这些都是随着AI能力越来越强所显现出来新的问题。
还有下方案例是AI诈骗场景,利用AI生成虚假人物视频,伪造一些没有做过的事情,又或者伪造成你信任的人问你借钱或者诱导你做一些事情,很容易成功,国内外已发生多起此类案件。
大模型时代安全产品的落地实践
刚才是从两个视角跟大家举了一些例子,在瑞莱智慧RealAI的视角下,怎么看待AI安全落地的问题?
我们认为至少分为三个阶段。
第一在AI本身发展的过程中,我们最需要关注的是提升AI自身的可靠性和安全性。
正如前面所讲的,大模型越狱、价值观对齐、模型幻觉,这些都是AI能力还不够强,需要我们对AI自身进行加固防御。
第二,随着AI能力越来越强,很有可能被滥用,本身也是一把双刃剑。比如刚才所讲的利用AI造谣、诈骗、生成虚假内容,我们必须要防范AI滥用所带来的一些危害。
通过这两层,可以看到AI能力越来越强,但也带来了新的问题。如果AI能力进一步增强,真的达到我们所认为的AGI全方位超越人类的水平时,又会有新一代的问题。
我们怎么保证AGI的安全发展?怎样让真正AGI时出现的新物种能够服务于人类,而不是对人类社会造成挑战、危害?这里面有大量的工作需要去做。
围绕这几个方面,瑞莱智慧RealAI已开展长期实践并已经有一系列的平台、产品的落地。
像左边针对提升AI自身可靠性,我们有AI安全与应用平台、AI安全与支撑平台以及上层更安全可控的垂类大模型。
围绕防范AI滥用,我们则推出了先进的AIGC检测平台,以AI对抗AI,识别图像、视频、文本、音频等合成内容。
针对AGI安全发展,我们也在开展前沿研究,如搭建超级对齐平台、探索用AI监管AI,以实现安全的超级智能。
在落地实践中,我们有诸多产业服务案例。比如说最典型是在深度学习时代就早早开始做的AI安全产品,即人脸AI防火墙。
人脸识别是目前落地最广的AI产品之一,像大家通过手机银行办理业务,在验证身份的时候都会要求你张张嘴、眨眨眼、摇摇头,确认你是本人。
其实利用AIGC技术可以通过一张原始人物的照片,加上一个其他人做的驱动视频,就可以生成一个假的目标对象张嘴、眨眼,做各种动作的视频。我们发现,把这个视频通过一些方式注入到移动手机里面,真的可以误导真实的金融APP的身份核验。
为防范这种攻击,我们做了一个人脸AI防火墙产品——RealGuard。
它可以作为人脸识别的前置环节,首先识别一个输入的请求有没有攻击,是否是一个攻击样本,如果是攻击样本的话就把它拒绝掉,如果不是再给到后面的真正识别环节,从而保证人脸识别更加安全。
这个产品现在已经服务了非常多的客户,特别是银行客户,一半以上国内头部银行都已经使用了这样的产品以保证系统的安全性。
在大模型时代,我们也已经有一系列的安全产品的落地。
第一步一定是要去发现现有大模型产品的安全隐患,先要知道它的问题在哪。
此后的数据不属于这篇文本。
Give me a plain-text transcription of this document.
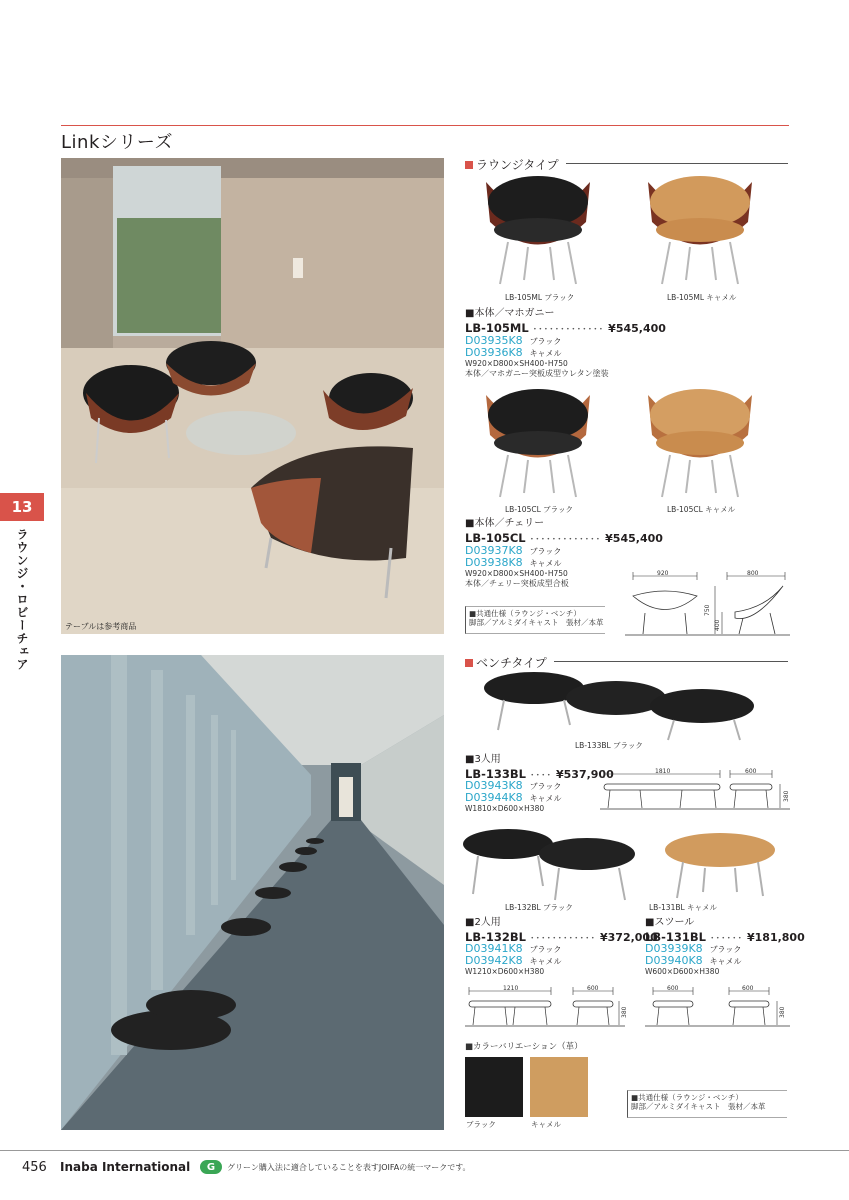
Linkシリーズ
13
ラウンジ・ロビーチェア	テーブルは参考商品
ラウンジタイプ
LB-105ML ブラック	LB-105ML キャメル
■本体／マホガニー
LB-105ML ･････････････ ¥545,400
D03935K8 ブラック
D03936K8 キャメル
W920×D800×SH400･H750
本体／マホガニー突板成型ウレタン塗装
LB-105CL ブラック	LB-105CL キャメル
■本体／チェリー
LB-105CL ･････････････ ¥545,400
D03937K8 ブラック
D03938K8 キャメル
W920×D800×SH400･H750
本体／チェリー突板成型合板
■共通仕様（ラウンジ・ベンチ）
脚部／アルミダイキャスト　張材／本革
920	800
750
400
ベンチタイプ
LB-133BL ブラック
■3人用
LB-133BL ････ ¥537,900
D03943K8 ブラック
D03944K8 キャメル
W1810×D600×H380
1810	600
380
LB-132BL ブラック	LB-131BL キャメル
■2人用
LB-132BL ････････････ ¥372,000
D03941K8 ブラック
D03942K8 キャメル
W1210×D600×H380
■スツール
LB-131BL ･･････ ¥181,800
D03939K8 ブラック
D03940K8 キャメル
W600×D600×H380
1210	600
380
600	600
380
■カラーバリエーション（革）
ブラック	キャメル
■共通仕様（ラウンジ・ベンチ）
脚部／アルミダイキャスト　張材／本革
456 Inaba International	G	グリーン購入法に適合していることを表すJOIFAの統一マークです。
对于客户来说,才可以选择是否要让AI产品上线以及产品还要进行哪些方面的迭代和加固。
我们发现用固定的测试集还是非常不足的,很多大模型很聪明,我们没有办法在前置的环节发现各个维度的安全隐患。
我们专门做了一个红队模型,它可以自动地生成对其它模型来说有威胁性的答案,相当于利用一个扮演邪恶角色的大模型误导其它大模型,从而发现被测模型是不是安全,最终形成一个完整的报告。
发现问题之后,我们对现有模型进行安全加固增强。
这里举一个典型例子。DeepSeek出来之后它的能力特别强,海外一些公司的专家会跳出来讲,DeepSeek虽然很强,但是安全性很差。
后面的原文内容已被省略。